Leo el blog "Elemental" del diario "El País", una página digital bastante dinámica y bien construída que trata sobre novela negra, género literario que como ya es sabido me gusta bastante. Seguir esta bitácora me sirve para estar al día de la últimas novedades, descubrir viejas joyas literarias y saber algo más de autores, personajes, series, etc.

De vez en cuando el titular del blog entrevista a un autor del género, habitualmente con un cuestionario fijo bastante original y ocurrente. Por lo que veo, a muchos de los autores españoles de novela negra les gusta mostrar aires de rebeldía, poses de antisistema y declaraciones manifiestamente anticlericales. Por supuesto, me parece legítima y muy respetable esta postura, pero ni puedo resistirme a pensar que en ocasiones se trata de simple "postureo" ni evitar que según que comentarios o modos de decir terminen haciendo que el personaje me caiga más bien mal.

Tengo conciencia de que históricamente el negro es un género propio para reflejar la protesta ante la injusticia, para ejercitar la crítica social: los grandes creadores como Chandler o Hammet, fueron sin duda un claro ejemplo de lo que digo. Además, cada cual tiene, evidentemente, el derecho a opinar lo que considere oportuno y a reflejarlo en sus declaraciones públicas y en los mismos libros que escribe y publica.

Lo que ocurre es que a veces tengo la sensación de que hay quien se regodea ejerciendo de "enfant terrible", como si mostrara una pose que le hace más interesante, recurriendo al chiste fácil o a la opinión tópica, con lo de propaganda, autobombo  y "colegueo" que ésto significa. Por otra parte, hoy en día da la impresión de que la indignación y la crítica furibunda a todo lo que se mueve se ha convertido en condimento esencial para toda novela de intriga que se precie, de manera que ya no se sabe si se busca una sociedad mejor o una venta más extensa de la última novedad.
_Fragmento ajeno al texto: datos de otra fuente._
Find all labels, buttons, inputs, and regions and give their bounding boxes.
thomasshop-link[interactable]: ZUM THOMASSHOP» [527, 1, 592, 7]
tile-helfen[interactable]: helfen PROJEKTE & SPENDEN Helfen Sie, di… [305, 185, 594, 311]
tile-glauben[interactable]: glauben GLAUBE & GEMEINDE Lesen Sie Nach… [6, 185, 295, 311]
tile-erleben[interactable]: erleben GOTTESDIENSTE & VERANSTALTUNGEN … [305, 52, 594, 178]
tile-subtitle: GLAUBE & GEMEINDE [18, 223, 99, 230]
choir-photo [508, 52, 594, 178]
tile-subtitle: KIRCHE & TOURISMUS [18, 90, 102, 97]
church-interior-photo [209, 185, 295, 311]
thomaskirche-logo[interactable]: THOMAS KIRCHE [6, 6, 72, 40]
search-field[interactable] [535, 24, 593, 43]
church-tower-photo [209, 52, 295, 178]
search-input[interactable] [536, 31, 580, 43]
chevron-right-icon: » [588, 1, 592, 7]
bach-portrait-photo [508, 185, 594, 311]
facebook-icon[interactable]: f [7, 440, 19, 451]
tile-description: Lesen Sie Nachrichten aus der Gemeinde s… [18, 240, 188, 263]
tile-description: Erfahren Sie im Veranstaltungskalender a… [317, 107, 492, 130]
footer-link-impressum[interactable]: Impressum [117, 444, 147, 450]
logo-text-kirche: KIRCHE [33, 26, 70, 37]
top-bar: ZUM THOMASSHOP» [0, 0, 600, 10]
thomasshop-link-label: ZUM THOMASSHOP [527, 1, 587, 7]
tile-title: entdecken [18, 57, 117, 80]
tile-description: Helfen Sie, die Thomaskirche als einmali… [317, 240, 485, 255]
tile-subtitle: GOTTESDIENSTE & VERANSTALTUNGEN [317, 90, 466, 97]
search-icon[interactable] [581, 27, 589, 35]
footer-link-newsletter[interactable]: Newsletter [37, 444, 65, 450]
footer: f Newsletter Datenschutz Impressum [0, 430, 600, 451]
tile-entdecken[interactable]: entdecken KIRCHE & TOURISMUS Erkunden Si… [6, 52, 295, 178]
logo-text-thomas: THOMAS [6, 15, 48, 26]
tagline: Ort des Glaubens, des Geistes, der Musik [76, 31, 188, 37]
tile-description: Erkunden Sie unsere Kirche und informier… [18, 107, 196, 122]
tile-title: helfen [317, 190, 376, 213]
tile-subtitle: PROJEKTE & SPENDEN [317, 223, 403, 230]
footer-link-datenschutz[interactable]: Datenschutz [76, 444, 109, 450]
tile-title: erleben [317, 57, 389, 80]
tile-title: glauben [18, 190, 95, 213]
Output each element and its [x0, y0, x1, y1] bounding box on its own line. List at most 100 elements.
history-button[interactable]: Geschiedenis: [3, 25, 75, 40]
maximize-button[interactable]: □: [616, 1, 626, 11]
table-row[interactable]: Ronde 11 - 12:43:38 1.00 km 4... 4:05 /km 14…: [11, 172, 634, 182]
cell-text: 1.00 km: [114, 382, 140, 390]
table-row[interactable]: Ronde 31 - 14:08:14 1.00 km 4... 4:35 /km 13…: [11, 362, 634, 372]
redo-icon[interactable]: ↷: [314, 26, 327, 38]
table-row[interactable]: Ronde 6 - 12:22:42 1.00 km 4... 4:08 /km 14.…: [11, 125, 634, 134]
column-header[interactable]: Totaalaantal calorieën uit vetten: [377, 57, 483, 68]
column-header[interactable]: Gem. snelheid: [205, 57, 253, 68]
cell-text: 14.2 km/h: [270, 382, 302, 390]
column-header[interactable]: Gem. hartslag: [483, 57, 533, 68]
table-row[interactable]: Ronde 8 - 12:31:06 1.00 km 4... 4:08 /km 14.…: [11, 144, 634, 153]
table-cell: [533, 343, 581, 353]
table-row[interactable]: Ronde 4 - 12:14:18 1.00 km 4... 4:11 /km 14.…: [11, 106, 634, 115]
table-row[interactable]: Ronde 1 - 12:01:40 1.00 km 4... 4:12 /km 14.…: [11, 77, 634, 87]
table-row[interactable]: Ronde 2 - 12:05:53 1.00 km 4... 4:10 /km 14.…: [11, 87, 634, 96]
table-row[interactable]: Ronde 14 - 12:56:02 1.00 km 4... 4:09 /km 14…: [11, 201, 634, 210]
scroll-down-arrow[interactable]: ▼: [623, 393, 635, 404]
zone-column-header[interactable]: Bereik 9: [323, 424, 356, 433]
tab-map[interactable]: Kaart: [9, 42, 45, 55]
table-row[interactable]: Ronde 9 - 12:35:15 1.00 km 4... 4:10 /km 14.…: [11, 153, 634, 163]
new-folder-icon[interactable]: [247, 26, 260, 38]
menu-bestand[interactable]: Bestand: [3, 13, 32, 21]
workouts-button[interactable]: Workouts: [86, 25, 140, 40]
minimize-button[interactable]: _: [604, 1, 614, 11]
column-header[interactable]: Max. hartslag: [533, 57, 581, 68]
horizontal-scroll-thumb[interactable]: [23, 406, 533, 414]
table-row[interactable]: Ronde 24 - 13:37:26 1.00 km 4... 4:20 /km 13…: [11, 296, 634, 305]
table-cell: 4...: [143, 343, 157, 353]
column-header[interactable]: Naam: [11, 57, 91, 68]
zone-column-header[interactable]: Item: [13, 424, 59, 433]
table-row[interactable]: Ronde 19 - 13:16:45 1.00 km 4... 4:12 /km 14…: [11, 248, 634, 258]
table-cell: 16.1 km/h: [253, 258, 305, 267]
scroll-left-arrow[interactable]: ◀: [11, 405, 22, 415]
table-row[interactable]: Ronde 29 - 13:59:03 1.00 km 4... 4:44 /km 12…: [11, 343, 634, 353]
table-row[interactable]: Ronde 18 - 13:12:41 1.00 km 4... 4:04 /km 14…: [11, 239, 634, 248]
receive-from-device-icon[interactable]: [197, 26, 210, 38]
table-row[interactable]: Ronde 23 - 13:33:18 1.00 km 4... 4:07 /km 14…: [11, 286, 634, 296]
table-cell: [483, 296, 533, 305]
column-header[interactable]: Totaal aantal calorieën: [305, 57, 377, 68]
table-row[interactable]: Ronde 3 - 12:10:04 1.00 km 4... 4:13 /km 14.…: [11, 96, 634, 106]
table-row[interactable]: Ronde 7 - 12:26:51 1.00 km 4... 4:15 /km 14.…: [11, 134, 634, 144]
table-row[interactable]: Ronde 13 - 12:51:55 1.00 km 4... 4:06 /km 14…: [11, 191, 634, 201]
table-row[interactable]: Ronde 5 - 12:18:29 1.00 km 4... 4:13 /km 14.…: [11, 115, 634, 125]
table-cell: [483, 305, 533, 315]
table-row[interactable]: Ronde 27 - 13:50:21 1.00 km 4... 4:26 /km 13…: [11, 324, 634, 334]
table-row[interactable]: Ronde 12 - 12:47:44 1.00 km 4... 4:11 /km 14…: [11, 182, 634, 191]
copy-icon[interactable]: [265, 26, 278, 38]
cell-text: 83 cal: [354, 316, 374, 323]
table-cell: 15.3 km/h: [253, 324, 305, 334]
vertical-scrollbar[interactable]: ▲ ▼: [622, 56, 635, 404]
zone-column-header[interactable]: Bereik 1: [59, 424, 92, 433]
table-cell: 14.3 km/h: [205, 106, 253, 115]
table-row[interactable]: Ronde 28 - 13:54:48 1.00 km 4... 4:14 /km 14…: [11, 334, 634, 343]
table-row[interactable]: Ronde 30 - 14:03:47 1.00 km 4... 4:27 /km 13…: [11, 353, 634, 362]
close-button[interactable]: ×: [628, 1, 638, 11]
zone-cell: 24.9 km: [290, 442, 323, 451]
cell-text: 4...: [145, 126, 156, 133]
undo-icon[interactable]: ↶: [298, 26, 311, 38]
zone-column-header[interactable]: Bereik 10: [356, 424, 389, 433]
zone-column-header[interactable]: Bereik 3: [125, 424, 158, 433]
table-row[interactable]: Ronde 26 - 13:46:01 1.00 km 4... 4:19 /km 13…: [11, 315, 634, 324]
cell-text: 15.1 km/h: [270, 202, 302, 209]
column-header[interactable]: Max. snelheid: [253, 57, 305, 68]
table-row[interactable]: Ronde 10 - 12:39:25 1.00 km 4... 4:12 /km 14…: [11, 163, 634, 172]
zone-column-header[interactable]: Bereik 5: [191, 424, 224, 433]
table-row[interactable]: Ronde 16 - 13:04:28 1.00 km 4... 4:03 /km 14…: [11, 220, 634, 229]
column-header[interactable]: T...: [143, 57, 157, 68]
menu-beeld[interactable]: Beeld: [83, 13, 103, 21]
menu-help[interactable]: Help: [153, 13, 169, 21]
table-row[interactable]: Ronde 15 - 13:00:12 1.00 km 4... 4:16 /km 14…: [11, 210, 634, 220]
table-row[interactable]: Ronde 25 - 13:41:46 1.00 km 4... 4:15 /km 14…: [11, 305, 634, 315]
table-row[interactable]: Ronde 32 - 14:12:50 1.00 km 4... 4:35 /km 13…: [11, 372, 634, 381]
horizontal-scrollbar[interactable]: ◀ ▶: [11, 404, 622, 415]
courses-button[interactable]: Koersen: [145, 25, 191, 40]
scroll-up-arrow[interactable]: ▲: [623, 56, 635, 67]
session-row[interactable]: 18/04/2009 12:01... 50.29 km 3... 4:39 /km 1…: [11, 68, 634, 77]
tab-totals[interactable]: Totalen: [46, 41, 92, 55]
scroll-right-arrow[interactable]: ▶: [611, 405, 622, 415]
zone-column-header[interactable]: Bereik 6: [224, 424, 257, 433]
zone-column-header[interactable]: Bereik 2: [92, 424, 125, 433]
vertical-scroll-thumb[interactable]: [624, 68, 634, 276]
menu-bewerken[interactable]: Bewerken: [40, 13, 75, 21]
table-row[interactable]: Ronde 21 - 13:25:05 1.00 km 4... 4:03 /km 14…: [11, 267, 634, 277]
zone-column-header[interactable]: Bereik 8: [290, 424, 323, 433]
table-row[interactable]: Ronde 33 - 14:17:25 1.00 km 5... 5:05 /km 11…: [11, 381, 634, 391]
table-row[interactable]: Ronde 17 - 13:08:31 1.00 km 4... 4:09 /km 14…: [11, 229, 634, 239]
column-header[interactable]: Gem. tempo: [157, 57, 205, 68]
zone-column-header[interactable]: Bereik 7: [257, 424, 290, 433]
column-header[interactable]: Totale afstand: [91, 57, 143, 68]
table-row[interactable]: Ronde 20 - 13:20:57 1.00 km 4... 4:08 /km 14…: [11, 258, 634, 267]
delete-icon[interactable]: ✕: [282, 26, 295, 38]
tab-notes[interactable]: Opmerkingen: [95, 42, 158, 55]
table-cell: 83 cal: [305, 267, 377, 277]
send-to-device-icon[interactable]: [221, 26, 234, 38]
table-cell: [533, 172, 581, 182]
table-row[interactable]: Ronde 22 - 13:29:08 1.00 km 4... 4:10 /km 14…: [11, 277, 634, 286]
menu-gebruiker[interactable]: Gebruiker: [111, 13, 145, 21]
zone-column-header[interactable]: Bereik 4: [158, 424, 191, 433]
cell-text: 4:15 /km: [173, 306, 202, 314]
Entiendo que de lo que se trata es de buscar, ante todo la calidad literaria, algo llamativamente más importante que el apuntarse a corrientes ideológicas de uno u otro signo. Por mucho que sea cierto que ambas cuestiones son compatibles y, como siempre ha ocurrido, en el panorama del género en España tenemos unos cuantos ejemplos de excelentes autores muy comprometidos, como Carlos Zanón, Alexis Ravelo o Andreu Martín, entre otros ...

3 comentarios:

gloria dijo...

Nunca he entendido, porque para ser reconocido como un buen escritor, tienes q tener aires y opiniones de intelectual rebelde. Cada dia me gusta mas, la gente q sabe escribir de maravilla, pero no hace un discurso facil , ante una entrevista sobre su nuevo libro, de sus opiniones personales, sean rebeldes o no.
A mi me gusta leerlos, no conocer si son acratas, budistas o vegetarianos. Tener aires de intelectual , es tan fácil...

Nélida G.A. dijo...

Yo creo que son efectos de campañas publicitarias encubiertas.
Hay temas que generan polémica y parece ser que eso "vende".
Por eso muchas veces leo libros sin querer saber, a priori, mucho más sobre el autor/a. Pues a mi, esas opiniones personales tirando a "postureo y amiguismo" sí me condicionan subjetivamente, también tienden a caerme mal.
Saludos.

Susana M dijo...

Lo intelectual en ESPAÑA tiende a ser de izquierdas. Un beso.